MODELING CA/K EXCHANGE KINETICS ON MONTMORILLONITE AND VERMICULITE

Abstract

A small percolation chamber was constructed that allows the investigation of cation exchange kinetics on clay minerals under temperature controlled conditions. A mathematical model for the kinetics of cation exchange was developed that accounts for either linear or Gapon-type exchange isotherms on external (quick) and interlayer (slow) sorption sites, respectively. With montmorillonite, as indicated by the course of the potassium percolation curve, almost the whole of the cation exchange capacity could be attributed to slow sorption sites. Potassium percolation curves could best be modeled assuming that no quick sorption took place. Only the mass exchange rate coefficient was estimated. A linear exchange isotherm was assumed, and the cation exchange capacity was set to the value obtained from batch exchange isotherms. At longer times, however, the simulation deviated considerably from the experiment.

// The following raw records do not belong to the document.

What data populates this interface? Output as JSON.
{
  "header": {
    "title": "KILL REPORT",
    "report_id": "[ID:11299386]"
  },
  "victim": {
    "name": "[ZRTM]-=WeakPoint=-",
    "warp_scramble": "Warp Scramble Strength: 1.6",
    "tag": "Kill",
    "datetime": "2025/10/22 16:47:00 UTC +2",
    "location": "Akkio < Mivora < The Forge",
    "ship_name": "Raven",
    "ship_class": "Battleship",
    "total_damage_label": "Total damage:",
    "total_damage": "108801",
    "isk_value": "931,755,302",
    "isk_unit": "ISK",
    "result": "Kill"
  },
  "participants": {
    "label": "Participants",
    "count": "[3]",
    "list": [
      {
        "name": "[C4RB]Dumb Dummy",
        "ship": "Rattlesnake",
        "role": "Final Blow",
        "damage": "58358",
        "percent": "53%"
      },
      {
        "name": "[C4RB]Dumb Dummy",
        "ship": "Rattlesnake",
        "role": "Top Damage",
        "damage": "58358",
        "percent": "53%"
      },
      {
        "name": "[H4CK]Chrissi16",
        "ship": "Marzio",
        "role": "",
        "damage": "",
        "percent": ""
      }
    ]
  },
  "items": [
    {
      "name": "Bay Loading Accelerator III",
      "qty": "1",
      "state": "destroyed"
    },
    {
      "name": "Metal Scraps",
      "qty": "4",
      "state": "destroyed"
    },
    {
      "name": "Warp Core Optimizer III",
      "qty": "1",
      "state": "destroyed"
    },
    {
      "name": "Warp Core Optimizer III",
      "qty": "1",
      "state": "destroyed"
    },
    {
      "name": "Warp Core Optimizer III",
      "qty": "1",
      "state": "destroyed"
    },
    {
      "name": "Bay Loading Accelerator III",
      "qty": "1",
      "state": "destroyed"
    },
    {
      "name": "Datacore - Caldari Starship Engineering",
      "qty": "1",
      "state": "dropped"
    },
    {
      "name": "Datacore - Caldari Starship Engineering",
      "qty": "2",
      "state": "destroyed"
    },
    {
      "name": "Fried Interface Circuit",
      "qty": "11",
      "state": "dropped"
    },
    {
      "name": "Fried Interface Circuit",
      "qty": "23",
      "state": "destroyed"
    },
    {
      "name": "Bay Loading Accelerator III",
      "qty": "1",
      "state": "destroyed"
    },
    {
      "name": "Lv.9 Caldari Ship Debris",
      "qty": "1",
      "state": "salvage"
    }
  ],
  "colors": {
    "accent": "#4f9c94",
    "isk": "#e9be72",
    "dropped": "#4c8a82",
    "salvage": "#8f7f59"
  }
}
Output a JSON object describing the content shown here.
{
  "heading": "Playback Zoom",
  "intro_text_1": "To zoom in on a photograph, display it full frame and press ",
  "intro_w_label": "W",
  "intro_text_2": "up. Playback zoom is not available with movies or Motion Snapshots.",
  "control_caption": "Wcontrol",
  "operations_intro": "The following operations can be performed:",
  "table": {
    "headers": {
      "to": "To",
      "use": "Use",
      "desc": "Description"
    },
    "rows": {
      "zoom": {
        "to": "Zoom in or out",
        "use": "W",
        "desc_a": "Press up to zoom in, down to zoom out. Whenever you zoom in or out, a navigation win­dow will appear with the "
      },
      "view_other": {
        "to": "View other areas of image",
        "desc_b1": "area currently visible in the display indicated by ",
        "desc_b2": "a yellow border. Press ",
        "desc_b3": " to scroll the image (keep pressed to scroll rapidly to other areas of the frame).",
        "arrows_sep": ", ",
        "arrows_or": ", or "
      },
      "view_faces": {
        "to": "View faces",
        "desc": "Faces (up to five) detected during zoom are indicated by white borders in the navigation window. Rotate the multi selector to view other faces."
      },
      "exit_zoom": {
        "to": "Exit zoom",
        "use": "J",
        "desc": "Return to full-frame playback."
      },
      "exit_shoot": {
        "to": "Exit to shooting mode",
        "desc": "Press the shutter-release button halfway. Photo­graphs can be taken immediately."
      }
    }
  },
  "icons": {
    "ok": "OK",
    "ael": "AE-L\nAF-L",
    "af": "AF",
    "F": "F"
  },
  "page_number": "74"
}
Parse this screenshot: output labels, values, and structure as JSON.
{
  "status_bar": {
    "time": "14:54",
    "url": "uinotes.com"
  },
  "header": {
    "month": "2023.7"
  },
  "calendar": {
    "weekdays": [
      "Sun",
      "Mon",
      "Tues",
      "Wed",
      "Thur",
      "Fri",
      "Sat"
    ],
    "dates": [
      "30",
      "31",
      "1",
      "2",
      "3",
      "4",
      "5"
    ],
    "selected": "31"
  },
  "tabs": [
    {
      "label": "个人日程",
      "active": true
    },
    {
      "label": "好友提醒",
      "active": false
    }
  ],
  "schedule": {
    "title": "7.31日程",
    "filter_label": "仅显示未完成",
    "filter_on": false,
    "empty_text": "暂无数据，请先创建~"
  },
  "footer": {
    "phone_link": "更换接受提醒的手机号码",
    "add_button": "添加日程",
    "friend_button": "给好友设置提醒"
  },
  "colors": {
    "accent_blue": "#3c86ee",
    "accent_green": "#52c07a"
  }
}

We concluded that the presence of easily expandable interlayers added effects to the cation exchange that are not considered by the model. With vermiculite, potassium percolation curves needed three parameters to be estimated: mass exchange rate coefficient, partitioning factor, and Gapon coefficient for quick sorption sites. Cation exchange capacity was set to the value obtained in batch experiments. A linear exchange isotherm was assumed for interlayer sorption sites. According to the model about 64% of the cation exchange capacity (CEC) could be attributed to slow sorption sites. Modeled and observed results are in good agreement. A comparison of parameter estimation results revealed that a Gapon coefficient for slow sorption sites is redundant, whereas the assumption of a linear exchange isotherm for quick sorption sites always leads to erroneous results. A faster mass transfer from slow sorption sites into solution has been observed with increasing temperature.